Martedì 5 agosto 2025
Ottobre è mese di missione e quest’anno soffia nello stesso vento del Giubileo della Speranza. Nonostante il contesto di guerra e crisi, la missione resta seme di fiducia: un invito ad essere, come dice san Paolo, «lieti nella speranza». Il Festival della Missione sarà una tappa di questo cammino. [Festival della Missione]
Dalle periferie al centro: Le periferie, i volti prossimi che le abitano e le realtà che le supportano, saranno i protagonisti della giornata di apertura del Festival di ottobre. Un pellegrinaggio laico che partirà dalle periferie torinesi per arrivare nel cuore della città: diverse realtà territoriali – tra cui Salesiani, Sermig, Gruppo Abele, Pastorale Migrantes e CAM – cammineranno insieme fino alla chiesa di San Filippo Neri, portando il proprio volto prossimo sotto forma di immagini, disegni, parole, in un gesto simbolico ma concreto per sottolineare la volontà di riportare le periferie al centro.
La Passione che attraversa l’Amazzonia
Il Festival della Missione quest’anno comincia da una storia che parla ancora. Una storia che ha un nome: padre Ezechiele Ramin. Missionario comboniano, arrivò in Brasile negli anni ’80 per difendere i diritti degli indios Surui e dei contadini senza terra. Il 24 luglio 1985 fu ucciso durante una missione di pace, quando non aveva ancora compiuto 33 anni.

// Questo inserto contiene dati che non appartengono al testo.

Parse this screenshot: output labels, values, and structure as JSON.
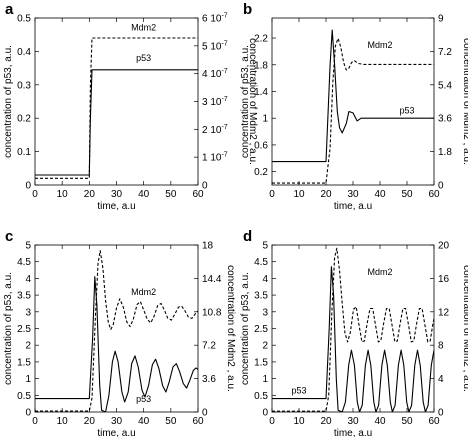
{
  "chart_data": [
    {
      "type": "line",
      "panel": "a",
      "xlabel": "time, a.u",
      "ylabel": "concentration of p53, a.u.",
      "ylabel_right": "concentration of Mdm2 , a.u.",
      "xlim": [
        0,
        60
      ],
      "ylim": [
        0,
        0.5
      ],
      "ylim_right": [
        0,
        6e-07
      ],
      "x_ticks": [
        "0",
        "10",
        "20",
        "30",
        "40",
        "50",
        "60"
      ],
      "y_ticks": [
        "0",
        "0.1",
        "0.2",
        "0.3",
        "0.4",
        "0.5"
      ],
      "y_ticks_right": [
        "0",
        "1 10-7",
        "2 10-7",
        "3 10-7",
        "4 10-7",
        "5 10-7",
        "6 10-7"
      ],
      "series": [
        {
          "name": "p53",
          "style": "solid",
          "axis": "left",
          "points": [
            [
              0,
              0.03
            ],
            [
              20,
              0.03
            ],
            [
              20.4,
              0.2
            ],
            [
              21,
              0.345
            ],
            [
              60,
              0.345
            ]
          ]
        },
        {
          "name": "Mdm2",
          "style": "dashed",
          "axis": "left",
          "points": [
            [
              0,
              0.02
            ],
            [
              20,
              0.02
            ],
            [
              20.4,
              0.3
            ],
            [
              21,
              0.44
            ],
            [
              60,
              0.44
            ]
          ]
        }
      ]
    },
    {
      "type": "line",
      "panel": "b",
      "xlabel": "time, a.u",
      "ylabel": "concentration of p53, a.u.",
      "ylabel_right": "concentration of Mdm2 , a.u.",
      "xlim": [
        0,
        60
      ],
      "ylim": [
        0,
        2.5
      ],
      "ylim_right": [
        0,
        9
      ],
      "x_ticks": [
        "0",
        "10",
        "20",
        "30",
        "40",
        "50",
        "60"
      ],
      "y_ticks": [
        "0.2",
        "0.6",
        "1",
        "1.4",
        "1.8",
        "2.2"
      ],
      "y_ticks_right": [
        "0",
        "1.8",
        "3.6",
        "5.4",
        "7.2",
        "9"
      ],
      "series": [
        {
          "name": "p53",
          "style": "solid",
          "axis": "left",
          "points": [
            [
              0,
              0.35
            ],
            [
              20,
              0.35
            ],
            [
              21.5,
              1.8
            ],
            [
              22.3,
              2.32
            ],
            [
              23.2,
              1.8
            ],
            [
              24.2,
              1.1
            ],
            [
              25,
              0.86
            ],
            [
              26,
              0.78
            ],
            [
              27.5,
              0.92
            ],
            [
              28.5,
              1.1
            ],
            [
              30,
              1.08
            ],
            [
              31.5,
              0.96
            ],
            [
              33,
              1.0
            ],
            [
              60,
              1.0
            ]
          ]
        },
        {
          "name": "Mdm2",
          "style": "dashed",
          "axis": "right",
          "points": [
            [
              0,
              0.1
            ],
            [
              20,
              0.1
            ],
            [
              21.5,
              2
            ],
            [
              22.5,
              5.5
            ],
            [
              23.5,
              7.5
            ],
            [
              24.5,
              7.9
            ],
            [
              25.5,
              7.4
            ],
            [
              26.5,
              6.6
            ],
            [
              27.5,
              6.2
            ],
            [
              28.5,
              6.3
            ],
            [
              29.5,
              6.6
            ],
            [
              30.5,
              6.7
            ],
            [
              32,
              6.55
            ],
            [
              34,
              6.5
            ],
            [
              60,
              6.5
            ]
          ]
        }
      ]
    },
    {
      "type": "line",
      "panel": "c",
      "xlabel": "time, a.u",
      "ylabel": "concentration of p53, a.u.",
      "ylabel_right": "concentration of Mdm2 , a.u.",
      "xlim": [
        0,
        60
      ],
      "ylim": [
        0,
        5
      ],
      "ylim_right": [
        0,
        18
      ],
      "x_ticks": [
        "0",
        "10",
        "20",
        "30",
        "40",
        "50",
        "60"
      ],
      "y_ticks": [
        "0",
        "0.5",
        "1",
        "1.5",
        "2",
        "2.5",
        "3",
        "3.5",
        "4",
        "4.5",
        "5"
      ],
      "y_ticks_right": [
        "0",
        "3.6",
        "7.2",
        "10.8",
        "14.4",
        "18"
      ],
      "series": [
        {
          "name": "p53",
          "style": "solid",
          "axis": "left",
          "points": [
            [
              0,
              0.4
            ],
            [
              20,
              0.4
            ],
            [
              21.2,
              2.2
            ],
            [
              22,
              4.05
            ],
            [
              22.8,
              3.2
            ],
            [
              23.8,
              0.8
            ],
            [
              24.5,
              0.05
            ],
            [
              26,
              0.0
            ],
            [
              27.2,
              0.5
            ],
            [
              28.5,
              1.5
            ],
            [
              29.5,
              1.82
            ],
            [
              30.6,
              1.5
            ],
            [
              32,
              0.6
            ],
            [
              33,
              0.3
            ],
            [
              34.3,
              0.6
            ],
            [
              35.6,
              1.45
            ],
            [
              36.8,
              1.68
            ],
            [
              38,
              1.35
            ],
            [
              39.4,
              0.65
            ],
            [
              40.5,
              0.45
            ],
            [
              41.8,
              0.8
            ],
            [
              43.2,
              1.42
            ],
            [
              44.4,
              1.58
            ],
            [
              45.6,
              1.3
            ],
            [
              47,
              0.78
            ],
            [
              48.2,
              0.6
            ],
            [
              49.4,
              0.9
            ],
            [
              50.8,
              1.35
            ],
            [
              52,
              1.45
            ],
            [
              53.2,
              1.22
            ],
            [
              54.6,
              0.85
            ],
            [
              55.8,
              0.72
            ],
            [
              57,
              0.95
            ],
            [
              58.3,
              1.25
            ],
            [
              59.3,
              1.32
            ],
            [
              60,
              1.27
            ]
          ]
        },
        {
          "name": "Mdm2",
          "style": "dashed",
          "axis": "right",
          "points": [
            [
              0,
              0.1
            ],
            [
              20,
              0.1
            ],
            [
              21,
              1.5
            ],
            [
              22.2,
              10
            ],
            [
              23.2,
              16
            ],
            [
              24,
              17.4
            ],
            [
              25,
              15.5
            ],
            [
              26,
              12
            ],
            [
              27,
              9.6
            ],
            [
              27.9,
              8.9
            ],
            [
              28.8,
              9.4
            ],
            [
              30,
              11.2
            ],
            [
              31.2,
              12.2
            ],
            [
              32.5,
              11.3
            ],
            [
              33.8,
              9.7
            ],
            [
              35,
              9.2
            ],
            [
              36.2,
              10
            ],
            [
              37.6,
              11.6
            ],
            [
              38.8,
              11.9
            ],
            [
              40,
              11
            ],
            [
              41.3,
              10
            ],
            [
              42.6,
              9.6
            ],
            [
              43.8,
              10.3
            ],
            [
              45.2,
              11.5
            ],
            [
              46.4,
              11.7
            ],
            [
              47.6,
              11
            ],
            [
              48.9,
              10.1
            ],
            [
              50.2,
              9.9
            ],
            [
              51.4,
              10.5
            ],
            [
              52.8,
              11.3
            ],
            [
              54,
              11.4
            ],
            [
              55.2,
              10.9
            ],
            [
              56.5,
              10.2
            ],
            [
              57.8,
              10.1
            ],
            [
              59,
              10.6
            ],
            [
              60,
              10.9
            ]
          ]
        }
      ]
    },
    {
      "type": "line",
      "panel": "d",
      "xlabel": "time, a.u",
      "ylabel": "concentration of p53, a.u.",
      "ylabel_right": "concentration of Mdm2 , a.u.",
      "xlim": [
        0,
        60
      ],
      "ylim": [
        0,
        5
      ],
      "ylim_right": [
        0,
        20
      ],
      "x_ticks": [
        "0",
        "10",
        "20",
        "30",
        "40",
        "50",
        "60"
      ],
      "y_ticks": [
        "0",
        "0.5",
        "1",
        "1.5",
        "2",
        "2.5",
        "3",
        "3.5",
        "4",
        "4.5",
        "5"
      ],
      "y_ticks_right": [
        "0",
        "4",
        "8",
        "12",
        "16",
        "20"
      ],
      "series": [
        {
          "name": "p53",
          "style": "solid",
          "axis": "left",
          "points": [
            [
              0,
              0.4
            ],
            [
              20,
              0.4
            ],
            [
              21.2,
              2.5
            ],
            [
              22,
              4.35
            ],
            [
              22.8,
              3.5
            ],
            [
              23.8,
              1
            ],
            [
              24.5,
              0.05
            ],
            [
              26,
              0.0
            ],
            [
              27.2,
              0.3
            ],
            [
              28.4,
              1.4
            ],
            [
              29.4,
              1.85
            ],
            [
              30.5,
              1.4
            ],
            [
              31.6,
              0.3
            ],
            [
              32.4,
              0.0
            ],
            [
              33.4,
              0.2
            ],
            [
              34.6,
              1.4
            ],
            [
              35.6,
              1.85
            ],
            [
              36.6,
              1.4
            ],
            [
              37.7,
              0.3
            ],
            [
              38.5,
              0.0
            ],
            [
              39.5,
              0.2
            ],
            [
              40.7,
              1.4
            ],
            [
              41.7,
              1.85
            ],
            [
              42.7,
              1.4
            ],
            [
              43.8,
              0.3
            ],
            [
              44.6,
              0.0
            ],
            [
              45.6,
              0.2
            ],
            [
              46.8,
              1.4
            ],
            [
              47.8,
              1.85
            ],
            [
              48.8,
              1.4
            ],
            [
              49.9,
              0.3
            ],
            [
              50.7,
              0.0
            ],
            [
              51.7,
              0.2
            ],
            [
              52.9,
              1.4
            ],
            [
              53.9,
              1.85
            ],
            [
              54.9,
              1.4
            ],
            [
              56,
              0.3
            ],
            [
              56.8,
              0.0
            ],
            [
              57.8,
              0.2
            ],
            [
              59,
              1.4
            ],
            [
              60,
              1.85
            ]
          ]
        },
        {
          "name": "Mdm2",
          "style": "dashed",
          "axis": "right",
          "points": [
            [
              0,
              0.1
            ],
            [
              20,
              0.1
            ],
            [
              21,
              2
            ],
            [
              22.2,
              12
            ],
            [
              23.2,
              18.5
            ],
            [
              24,
              19.6
            ],
            [
              25,
              17
            ],
            [
              26,
              13
            ],
            [
              27,
              9.5
            ],
            [
              28,
              8.4
            ],
            [
              29,
              9.5
            ],
            [
              30.2,
              12.3
            ],
            [
              31.2,
              12.6
            ],
            [
              32.2,
              10.5
            ],
            [
              33.3,
              8.4
            ],
            [
              34.2,
              8.5
            ],
            [
              35.2,
              10.5
            ],
            [
              36.3,
              12.4
            ],
            [
              37.3,
              12.4
            ],
            [
              38.3,
              10.5
            ],
            [
              39.4,
              8.4
            ],
            [
              40.3,
              8.5
            ],
            [
              41.3,
              10.5
            ],
            [
              42.4,
              12.4
            ],
            [
              43.4,
              12.4
            ],
            [
              44.4,
              10.5
            ],
            [
              45.5,
              8.4
            ],
            [
              46.4,
              8.5
            ],
            [
              47.4,
              10.5
            ],
            [
              48.5,
              12.4
            ],
            [
              49.5,
              12.4
            ],
            [
              50.5,
              10.5
            ],
            [
              51.6,
              8.4
            ],
            [
              52.5,
              8.5
            ],
            [
              53.5,
              10.5
            ],
            [
              54.6,
              12.4
            ],
            [
              55.6,
              12.4
            ],
            [
              56.6,
              10.5
            ],
            [
              57.7,
              8.4
            ],
            [
              58.6,
              8.5
            ],
            [
              59.4,
              10.2
            ],
            [
              60,
              11.2
            ]
          ]
        }
      ]
    }
  ],
  "panels": [
    {
      "letter": "a",
      "labels": [
        {
          "text": "Mdm2",
          "x": 40,
          "y": 0.462
        },
        {
          "text": "p53",
          "x": 40,
          "y": 0.372
        }
      ]
    },
    {
      "letter": "b",
      "labels": [
        {
          "text": "Mdm2",
          "x": 40,
          "y": 2.05
        },
        {
          "text": "p53",
          "x": 50,
          "y": 1.07
        }
      ]
    },
    {
      "letter": "c",
      "labels": [
        {
          "text": "Mdm2",
          "x": 40,
          "y": 3.5
        },
        {
          "text": "p53",
          "x": 40,
          "y": 0.3
        }
      ]
    },
    {
      "letter": "d",
      "labels": [
        {
          "text": "Mdm2",
          "x": 40,
          "y": 4.1
        },
        {
          "text": "p53",
          "x": 10,
          "y": 0.55
        }
      ]
    }
  ]
}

Padre Ramin amava disegnare. Nei suoi taccuini trovavano posto volti, mani, alberi, parabole. Quei disegni sono diventati la mostra “Passione Amazzonia”, ospitata al Sermig, che sarà inaugurata il 19 settembre in apertura del pre-festival, subito dopo un l’incontro con il cardinale Matteo Zuppi e Dario Fabbri, che dialogheranno sul tema Conquistare la pace e organizzare la speranza.

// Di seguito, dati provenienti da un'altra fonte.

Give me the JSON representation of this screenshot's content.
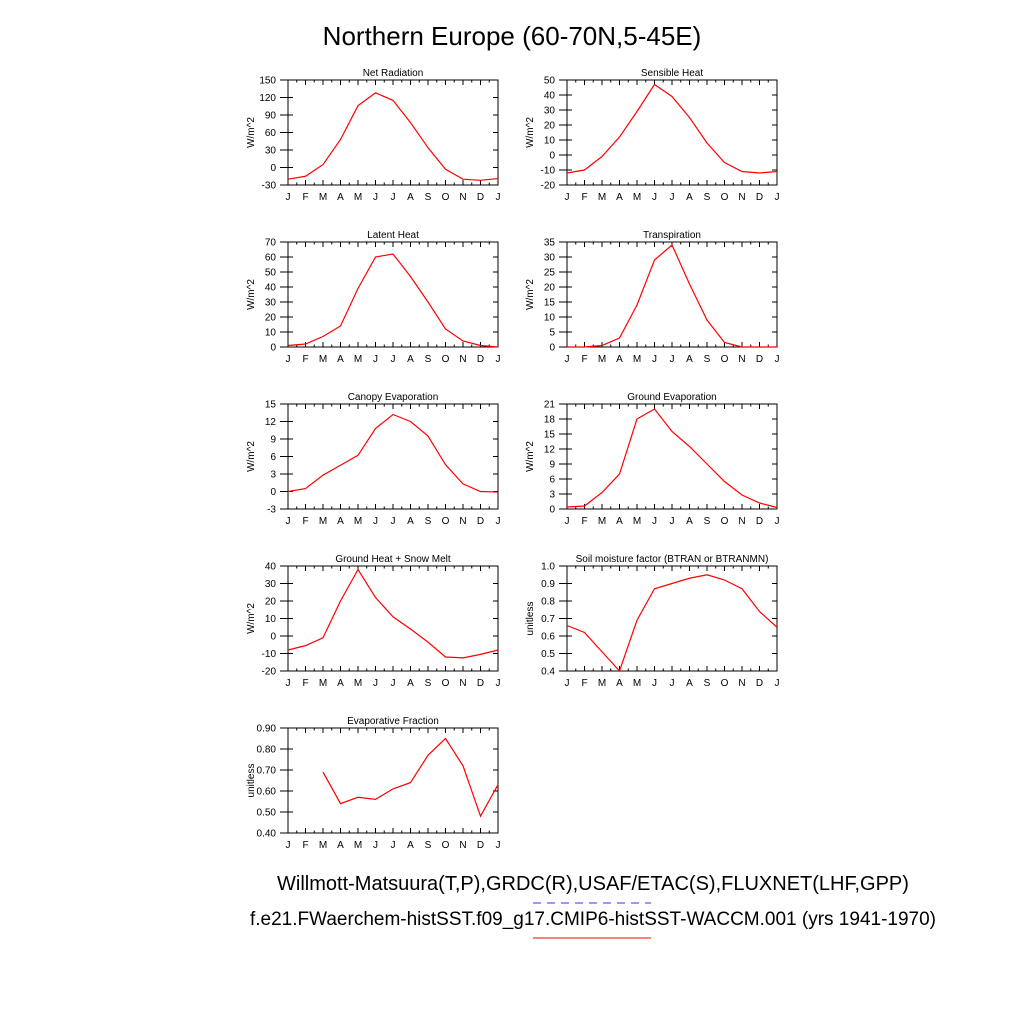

Dodici pannelli, dodici stazioni: la Passione di Cristo raccontata attraverso la passione dei popoli amazzonici. Una via crucis che non finisce nel dolore, ma si apre alla speranza di una terra che rinasce. La mostra è un invito ad andare oltre, a cogliere la trasfigurazione della realtà e il suo significato più profondo, che solo uno sguardo e un’esperienza di fede rendono accessibile.